A boy, in absolute love with a girl he has hardly exchanged a few words with, leaves his childlike ways and tries to visit a bazaar to buy her a present. His uncle, having forgotten his wish to go, comes back home late and when the boy finally arrives, only a few stalls are still open. He does not dare to buy anything, and “Gazing up into the darkness I saw myself as a creature driven and derided by vanity; and my eyes burned with anguish and anger.” [the end]
From a storytelling point of view, I love the descriptions that Joyce gives us. The houses gazing at each other. “where we ran the gauntlet of the rough tribes from the cottages, to the back doors of the dark dripping gardens where odours arose from the ashpits, to the dark odorous stables where a coachman smoothes and combed the horse or shook music from the buckled harness.” These are amazing, gripping descriptions of a boy’s world.

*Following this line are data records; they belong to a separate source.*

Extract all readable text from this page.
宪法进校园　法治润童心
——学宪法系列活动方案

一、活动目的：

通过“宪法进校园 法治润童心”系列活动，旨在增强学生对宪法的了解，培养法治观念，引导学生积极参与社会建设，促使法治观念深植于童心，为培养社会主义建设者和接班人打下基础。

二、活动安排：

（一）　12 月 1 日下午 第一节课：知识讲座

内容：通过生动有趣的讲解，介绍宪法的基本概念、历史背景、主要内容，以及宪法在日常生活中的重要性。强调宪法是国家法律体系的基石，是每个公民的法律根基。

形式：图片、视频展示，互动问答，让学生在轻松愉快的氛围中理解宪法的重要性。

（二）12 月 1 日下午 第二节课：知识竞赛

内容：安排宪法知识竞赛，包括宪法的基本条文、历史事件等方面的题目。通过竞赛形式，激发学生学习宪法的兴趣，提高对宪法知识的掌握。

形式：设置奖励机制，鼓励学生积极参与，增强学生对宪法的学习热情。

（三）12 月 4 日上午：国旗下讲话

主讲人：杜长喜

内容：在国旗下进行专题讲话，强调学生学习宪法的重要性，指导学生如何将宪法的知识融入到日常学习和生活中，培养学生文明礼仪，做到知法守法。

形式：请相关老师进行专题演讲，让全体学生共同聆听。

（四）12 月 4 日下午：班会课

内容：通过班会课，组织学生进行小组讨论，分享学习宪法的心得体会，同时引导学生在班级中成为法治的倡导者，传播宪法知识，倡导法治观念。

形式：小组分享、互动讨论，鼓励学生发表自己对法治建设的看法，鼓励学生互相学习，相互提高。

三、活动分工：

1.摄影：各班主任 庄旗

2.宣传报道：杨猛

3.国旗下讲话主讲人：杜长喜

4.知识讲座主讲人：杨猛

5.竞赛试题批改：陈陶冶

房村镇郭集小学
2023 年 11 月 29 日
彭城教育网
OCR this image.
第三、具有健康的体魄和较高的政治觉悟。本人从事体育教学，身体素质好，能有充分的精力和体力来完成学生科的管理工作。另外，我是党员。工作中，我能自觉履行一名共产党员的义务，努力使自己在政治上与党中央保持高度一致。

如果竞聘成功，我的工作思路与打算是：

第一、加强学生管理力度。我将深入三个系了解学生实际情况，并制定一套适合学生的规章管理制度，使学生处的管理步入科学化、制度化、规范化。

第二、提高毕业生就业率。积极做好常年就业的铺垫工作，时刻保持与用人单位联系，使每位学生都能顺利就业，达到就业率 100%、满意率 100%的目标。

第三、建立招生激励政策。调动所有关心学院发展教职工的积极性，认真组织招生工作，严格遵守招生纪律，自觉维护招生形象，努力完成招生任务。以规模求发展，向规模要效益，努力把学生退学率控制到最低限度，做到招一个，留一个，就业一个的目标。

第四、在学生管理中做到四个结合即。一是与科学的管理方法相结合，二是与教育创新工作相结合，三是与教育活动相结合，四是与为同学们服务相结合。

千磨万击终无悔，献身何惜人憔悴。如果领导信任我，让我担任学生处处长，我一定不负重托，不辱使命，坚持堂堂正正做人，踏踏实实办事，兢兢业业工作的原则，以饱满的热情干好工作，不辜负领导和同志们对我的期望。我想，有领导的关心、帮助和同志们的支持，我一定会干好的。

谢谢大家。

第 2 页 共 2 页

Even the romantic descriptions, which can be very cliche written from a young boy’s perspective, are good.
I am not sure though that I ‘get’ the story. It is a coming of age event, he is finally acknowledged by “his” girl and can’t wait to fulfill her request. He fails… and then considers himself the fool of vanity. Wasn’t it his uncle’s fault? Is it an event that describes both the coming of age and the realization that we’re all love’s fools?
I cannot seem to care much for the boy’s anguish, and the revelation after the conflict does not truly seem to resolve for me.